Леха сделал останавливающий жест.
— Мне надо идти, Сохатый. Ты ведь понимаешь. Был бы на его месте Бирюк…
— Понимаю. Тебе надо идти, а мне оставаться. Это и без слов ясно. Но есть закон. Надеюсь, ты не тешишь себя иллюзиями, что вы и впрямь захватили бунк или что твой говорящий зверек сможет причинить мне какой-либо вред.
— Он не зверек. Он человек
— Пусть так, если тебя это утешит. Хотя большей ерунды мне уже давно слышать не доводилось. Речь не о том. — Он поглядел на Лилию, стоявшую в дверях. — Я тебя понимаю. За такую можно начать убивать направо и налево.
— Я отстаивал свое право, — напомнил воин. — Караван уходит!
— Далеко не уйдет. Я эти расстояния хорошо знаю. Не перебивай меня. Как говорил нам с Бирюком учитель: «Не спеши, а то успеешь». Мои слова не займут много времени, зато, глядишь, пророют в твоих стальных мозгах пару-другую полезных извилин.
Постарайся осмыслить то, что слышишь, не отбрасывай все с порога. Я не могу тебя просто так отпустить. Понимаешь, не-мо-гу! Несмотря на то, что я отец Настоятель монастыря, и слово мое здесь непререкаемо. Власть не тем сильна, что я силен, — над моим словом Закон. Это тебе ясно? И никто не смеет его нарушить. Ни последний из монастырской братии, ни даже я сам. Иначе все развалится. Все, чем живут эти люди на протяжении уже более двух десятков лет. Закон и повиновение ему — основа основ!
Когда мы с Бирюком пришли в эти края, здесь был заброшенный командный пункт. Тысячи полторы солдат и офицеров, утративших смысл жизни. Даже не солдат — бессильных стариков в военной форме, клянущих судьбу за то, что она не позволила им с честью сложить головы до Того Дня. И представь, эти впавшие в ничтожество обломки прежнего мира, огрызки некогда великой империи, продолжали бороться за власть. А еще за то, чтобы к ним не проникли «всякие штатские». Так они называли всех чужаков.

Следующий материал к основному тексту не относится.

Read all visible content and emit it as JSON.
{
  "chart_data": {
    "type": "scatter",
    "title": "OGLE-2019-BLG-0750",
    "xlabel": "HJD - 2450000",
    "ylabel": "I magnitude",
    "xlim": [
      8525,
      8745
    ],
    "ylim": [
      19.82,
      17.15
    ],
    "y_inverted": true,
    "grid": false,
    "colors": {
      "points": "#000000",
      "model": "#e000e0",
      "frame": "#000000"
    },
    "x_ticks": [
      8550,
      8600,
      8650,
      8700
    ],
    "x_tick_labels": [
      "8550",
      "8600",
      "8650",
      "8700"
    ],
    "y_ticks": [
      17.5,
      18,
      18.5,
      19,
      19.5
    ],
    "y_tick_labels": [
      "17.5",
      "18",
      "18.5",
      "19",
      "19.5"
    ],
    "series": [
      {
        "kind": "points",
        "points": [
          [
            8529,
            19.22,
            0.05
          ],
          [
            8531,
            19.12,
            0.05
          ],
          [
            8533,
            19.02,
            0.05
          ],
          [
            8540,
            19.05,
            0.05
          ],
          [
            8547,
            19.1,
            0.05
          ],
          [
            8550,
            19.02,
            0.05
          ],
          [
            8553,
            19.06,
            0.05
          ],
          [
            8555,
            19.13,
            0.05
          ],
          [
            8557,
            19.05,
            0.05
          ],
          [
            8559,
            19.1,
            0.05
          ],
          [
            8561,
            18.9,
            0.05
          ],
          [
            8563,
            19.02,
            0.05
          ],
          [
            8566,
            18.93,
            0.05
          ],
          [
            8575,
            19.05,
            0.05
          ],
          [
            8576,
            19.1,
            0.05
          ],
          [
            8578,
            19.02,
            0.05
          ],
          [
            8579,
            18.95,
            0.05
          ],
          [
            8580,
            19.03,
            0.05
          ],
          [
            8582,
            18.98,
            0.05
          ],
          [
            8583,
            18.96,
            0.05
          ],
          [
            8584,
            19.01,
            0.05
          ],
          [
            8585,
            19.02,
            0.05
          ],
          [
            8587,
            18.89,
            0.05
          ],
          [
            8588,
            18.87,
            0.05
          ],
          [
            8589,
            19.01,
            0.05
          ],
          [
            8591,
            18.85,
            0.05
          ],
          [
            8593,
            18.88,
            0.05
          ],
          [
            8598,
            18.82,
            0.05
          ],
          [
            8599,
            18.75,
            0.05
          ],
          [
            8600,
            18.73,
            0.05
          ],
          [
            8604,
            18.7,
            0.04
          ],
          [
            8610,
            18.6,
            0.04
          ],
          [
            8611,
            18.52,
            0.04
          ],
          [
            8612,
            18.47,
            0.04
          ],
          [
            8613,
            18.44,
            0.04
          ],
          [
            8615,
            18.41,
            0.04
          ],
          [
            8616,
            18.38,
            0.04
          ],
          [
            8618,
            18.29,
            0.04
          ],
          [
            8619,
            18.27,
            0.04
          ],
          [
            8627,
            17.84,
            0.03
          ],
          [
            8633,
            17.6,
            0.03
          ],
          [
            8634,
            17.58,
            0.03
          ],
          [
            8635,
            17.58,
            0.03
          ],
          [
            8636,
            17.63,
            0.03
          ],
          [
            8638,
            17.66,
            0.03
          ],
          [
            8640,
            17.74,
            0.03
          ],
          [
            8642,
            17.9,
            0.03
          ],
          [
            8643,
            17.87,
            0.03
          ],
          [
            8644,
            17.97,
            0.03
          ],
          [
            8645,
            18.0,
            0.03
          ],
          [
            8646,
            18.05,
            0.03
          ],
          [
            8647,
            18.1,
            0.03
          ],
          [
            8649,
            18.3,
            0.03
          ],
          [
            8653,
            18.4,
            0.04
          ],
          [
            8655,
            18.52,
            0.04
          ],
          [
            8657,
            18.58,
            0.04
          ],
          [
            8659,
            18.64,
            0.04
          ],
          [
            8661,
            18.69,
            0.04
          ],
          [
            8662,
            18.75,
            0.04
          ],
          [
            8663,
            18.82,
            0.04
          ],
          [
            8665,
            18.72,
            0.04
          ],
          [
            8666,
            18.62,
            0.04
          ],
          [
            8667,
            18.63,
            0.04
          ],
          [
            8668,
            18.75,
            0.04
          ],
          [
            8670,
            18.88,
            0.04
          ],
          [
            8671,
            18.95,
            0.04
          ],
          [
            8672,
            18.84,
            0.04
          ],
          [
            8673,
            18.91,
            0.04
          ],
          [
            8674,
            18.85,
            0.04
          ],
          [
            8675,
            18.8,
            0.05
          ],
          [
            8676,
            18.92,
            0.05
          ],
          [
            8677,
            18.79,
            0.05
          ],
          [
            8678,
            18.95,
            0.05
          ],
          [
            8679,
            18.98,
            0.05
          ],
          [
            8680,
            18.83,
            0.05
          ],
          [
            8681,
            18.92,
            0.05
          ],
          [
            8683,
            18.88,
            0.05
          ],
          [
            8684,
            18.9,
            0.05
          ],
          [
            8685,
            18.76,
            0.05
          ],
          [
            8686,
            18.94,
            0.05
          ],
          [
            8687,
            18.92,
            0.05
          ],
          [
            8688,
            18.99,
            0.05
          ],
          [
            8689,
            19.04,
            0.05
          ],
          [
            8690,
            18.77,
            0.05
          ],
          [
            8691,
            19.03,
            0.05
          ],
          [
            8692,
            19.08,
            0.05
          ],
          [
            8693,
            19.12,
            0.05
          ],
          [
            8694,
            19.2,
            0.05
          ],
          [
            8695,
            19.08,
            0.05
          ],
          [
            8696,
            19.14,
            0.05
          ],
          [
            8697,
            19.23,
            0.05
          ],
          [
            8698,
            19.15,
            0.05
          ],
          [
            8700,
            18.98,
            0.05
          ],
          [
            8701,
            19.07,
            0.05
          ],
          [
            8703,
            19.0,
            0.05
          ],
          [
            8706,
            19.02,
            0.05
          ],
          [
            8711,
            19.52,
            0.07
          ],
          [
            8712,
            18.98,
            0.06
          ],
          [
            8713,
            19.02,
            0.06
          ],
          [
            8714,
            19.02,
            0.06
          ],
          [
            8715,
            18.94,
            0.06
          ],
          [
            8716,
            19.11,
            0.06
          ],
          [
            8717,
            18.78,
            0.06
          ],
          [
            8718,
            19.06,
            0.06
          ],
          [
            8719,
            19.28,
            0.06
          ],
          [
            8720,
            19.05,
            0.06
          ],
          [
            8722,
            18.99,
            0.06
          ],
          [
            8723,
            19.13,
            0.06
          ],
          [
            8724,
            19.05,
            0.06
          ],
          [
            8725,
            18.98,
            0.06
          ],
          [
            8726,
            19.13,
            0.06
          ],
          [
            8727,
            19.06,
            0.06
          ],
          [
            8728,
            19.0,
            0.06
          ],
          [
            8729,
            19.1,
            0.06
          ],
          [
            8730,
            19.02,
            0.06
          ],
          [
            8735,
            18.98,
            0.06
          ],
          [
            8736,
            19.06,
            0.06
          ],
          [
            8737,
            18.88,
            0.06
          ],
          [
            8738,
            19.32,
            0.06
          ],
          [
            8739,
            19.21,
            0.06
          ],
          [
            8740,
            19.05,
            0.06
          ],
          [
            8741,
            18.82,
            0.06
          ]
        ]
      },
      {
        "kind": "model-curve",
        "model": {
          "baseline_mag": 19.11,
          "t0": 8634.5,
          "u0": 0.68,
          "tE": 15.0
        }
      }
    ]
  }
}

Они были настоящими богачами. У них было вдоволь еды, оружия, боеприпасов и даже медикаментов. Казалось, чего еще им было желать от жизни?! Но едва ли не все эти живые развалины, словно обезумев, рвались занять место сверху. Они дрались за погоны бессменного Майора, как голодные псы за кость!

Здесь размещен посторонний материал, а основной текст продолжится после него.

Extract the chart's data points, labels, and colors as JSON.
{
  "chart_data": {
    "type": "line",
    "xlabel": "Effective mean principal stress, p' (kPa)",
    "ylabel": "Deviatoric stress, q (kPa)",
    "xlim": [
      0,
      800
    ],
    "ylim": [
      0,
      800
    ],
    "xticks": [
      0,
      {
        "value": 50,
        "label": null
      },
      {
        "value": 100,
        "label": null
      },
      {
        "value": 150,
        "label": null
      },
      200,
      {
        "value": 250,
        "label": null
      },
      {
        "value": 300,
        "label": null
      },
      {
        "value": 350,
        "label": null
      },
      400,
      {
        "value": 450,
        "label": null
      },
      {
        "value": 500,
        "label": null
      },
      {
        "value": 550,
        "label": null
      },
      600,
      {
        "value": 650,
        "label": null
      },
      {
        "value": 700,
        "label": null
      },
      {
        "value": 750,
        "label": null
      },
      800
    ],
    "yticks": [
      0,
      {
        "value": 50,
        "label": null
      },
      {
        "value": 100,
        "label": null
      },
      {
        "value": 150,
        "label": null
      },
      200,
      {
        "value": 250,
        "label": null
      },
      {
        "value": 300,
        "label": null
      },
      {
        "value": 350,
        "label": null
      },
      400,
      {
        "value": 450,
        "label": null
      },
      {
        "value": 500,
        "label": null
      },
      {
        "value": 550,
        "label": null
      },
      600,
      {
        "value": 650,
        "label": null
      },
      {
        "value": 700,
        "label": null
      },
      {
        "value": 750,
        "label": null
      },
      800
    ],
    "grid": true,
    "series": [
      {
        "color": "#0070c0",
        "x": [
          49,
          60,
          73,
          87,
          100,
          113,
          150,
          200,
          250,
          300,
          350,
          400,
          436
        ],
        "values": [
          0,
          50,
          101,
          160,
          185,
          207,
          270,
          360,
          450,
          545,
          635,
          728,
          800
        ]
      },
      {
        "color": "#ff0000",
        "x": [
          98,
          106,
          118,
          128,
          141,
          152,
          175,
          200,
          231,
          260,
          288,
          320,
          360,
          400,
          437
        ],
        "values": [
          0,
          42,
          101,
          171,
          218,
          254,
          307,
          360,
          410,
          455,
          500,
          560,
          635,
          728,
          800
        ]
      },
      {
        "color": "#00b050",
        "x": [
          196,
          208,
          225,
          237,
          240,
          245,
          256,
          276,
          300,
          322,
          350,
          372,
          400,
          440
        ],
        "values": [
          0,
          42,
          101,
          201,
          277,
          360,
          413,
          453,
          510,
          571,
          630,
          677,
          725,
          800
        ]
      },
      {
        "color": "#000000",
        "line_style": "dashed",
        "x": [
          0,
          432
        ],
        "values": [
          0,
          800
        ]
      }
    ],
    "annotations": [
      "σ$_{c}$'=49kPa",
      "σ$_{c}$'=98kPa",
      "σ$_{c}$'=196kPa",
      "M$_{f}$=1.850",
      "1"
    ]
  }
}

А потом сюда заявились прорвы. Но это полбеды. Защитить бункер от этих свирепых, но безмозглых тварей было бы несложно. Он был прекрасно для этого оборудован. Но перед волкоголовыми двигался Ужас. Невероятный, подавляющий волю, ни с чем не сравнимый. — Сохатый передернул плечами, вспоминая давно прошедшие дни. — Тогда вокруг было довольно много уцелевших селений. Сюда вода не дошла. Хотя бомбили как раз этот квадрат. Тут, как я потом узнал, находились ракетные пусковые установки…

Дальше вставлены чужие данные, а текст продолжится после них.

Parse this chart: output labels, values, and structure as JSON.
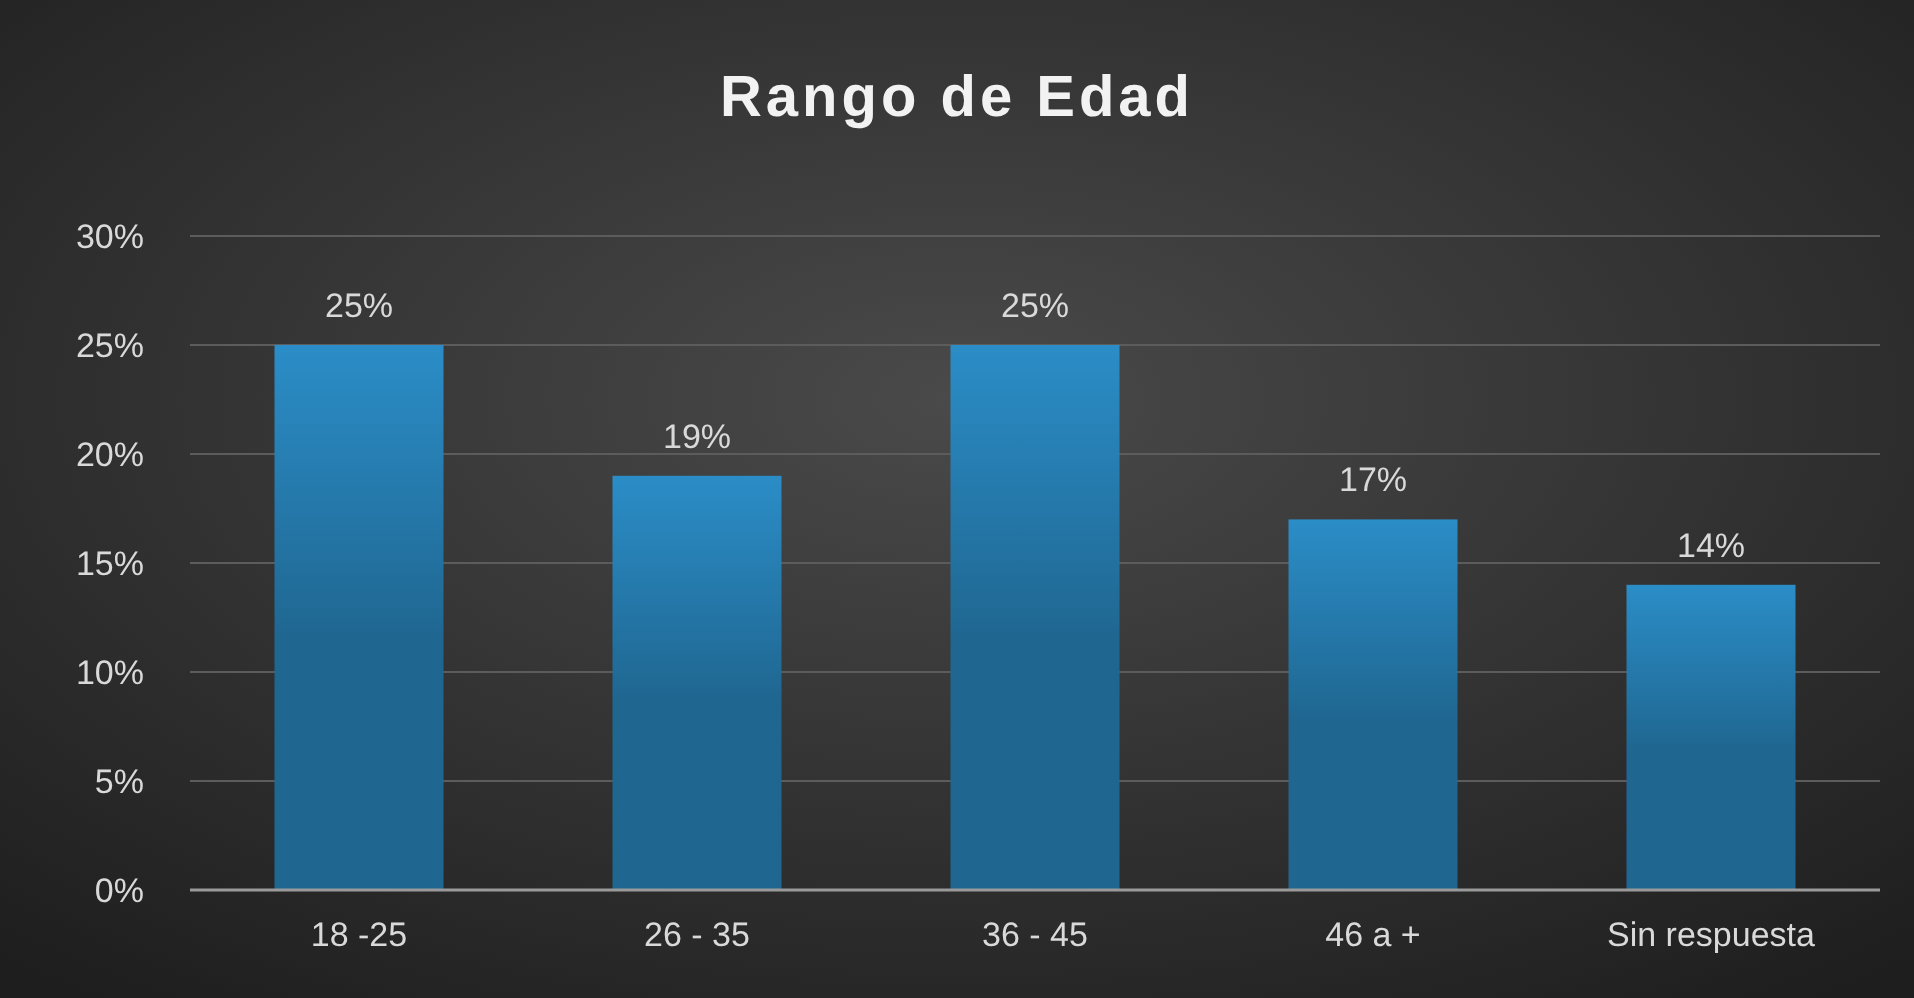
{
  "chart_data": {
    "type": "bar",
    "title": "Rango de Edad",
    "categories": [
      "18 -25",
      "26  -  35",
      "36 - 45",
      "46 a +",
      "Sin  respuesta"
    ],
    "values": [
      25,
      19,
      25,
      17,
      14
    ],
    "value_labels": [
      "25%",
      "19%",
      "25%",
      "17%",
      "14%"
    ],
    "color": "#1f6690",
    "ylim": [
      0,
      30
    ],
    "yticks": [
      {
        "value": 0,
        "label": "0%"
      },
      {
        "value": 5,
        "label": "5%"
      },
      {
        "value": 10,
        "label": "10%"
      },
      {
        "value": 15,
        "label": "15%"
      },
      {
        "value": 20,
        "label": "20%"
      },
      {
        "value": 25,
        "label": "25%"
      },
      {
        "value": 30,
        "label": "30%"
      }
    ],
    "grid": "y"
  }
}
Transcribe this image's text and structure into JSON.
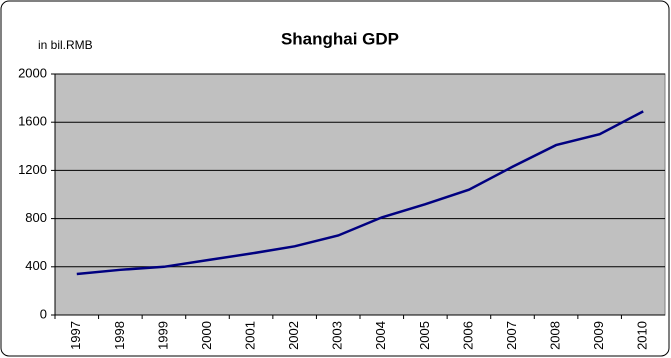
{
  "chart_data": {
    "type": "line",
    "title": "Shanghai GDP",
    "y_label": "in bil.RMB",
    "categories": [
      "1997",
      "1998",
      "1999",
      "2000",
      "2001",
      "2002",
      "2003",
      "2004",
      "2005",
      "2006",
      "2007",
      "2008",
      "2009",
      "2010"
    ],
    "series": [
      {
        "name": "GDP",
        "color": "#000080",
        "values": [
          340,
          375,
          400,
          455,
          510,
          570,
          660,
          810,
          920,
          1040,
          1230,
          1410,
          1500,
          1690
        ]
      }
    ],
    "ylim": [
      0,
      2000
    ],
    "yticks": [
      0,
      400,
      800,
      1200,
      1600,
      2000
    ],
    "grid": true
  }
}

— Ты много говоришь, — страдальчески поморщился Лешага.
— Потому что мне есть, что сказать. А твое дело сидеть и молча слушать. И, главное, понимать. Если надеешься уйти отсюда живым, не заставляй меня жалеть, что я вообще решил с тобой разговаривать. И если хочешь освободить побратима, не перебивай. Прорвы идут к барьеру Ужаса, того самого Ужаса, о котором я тебе только что рассказал. Что за ним — не знает никто.
— Тем более мне нужно спешить! — упорствовал Леха.
— Спешка порождает много бед. Я прикажу вывести тебя отсюда тоннелем. Срежешь путь.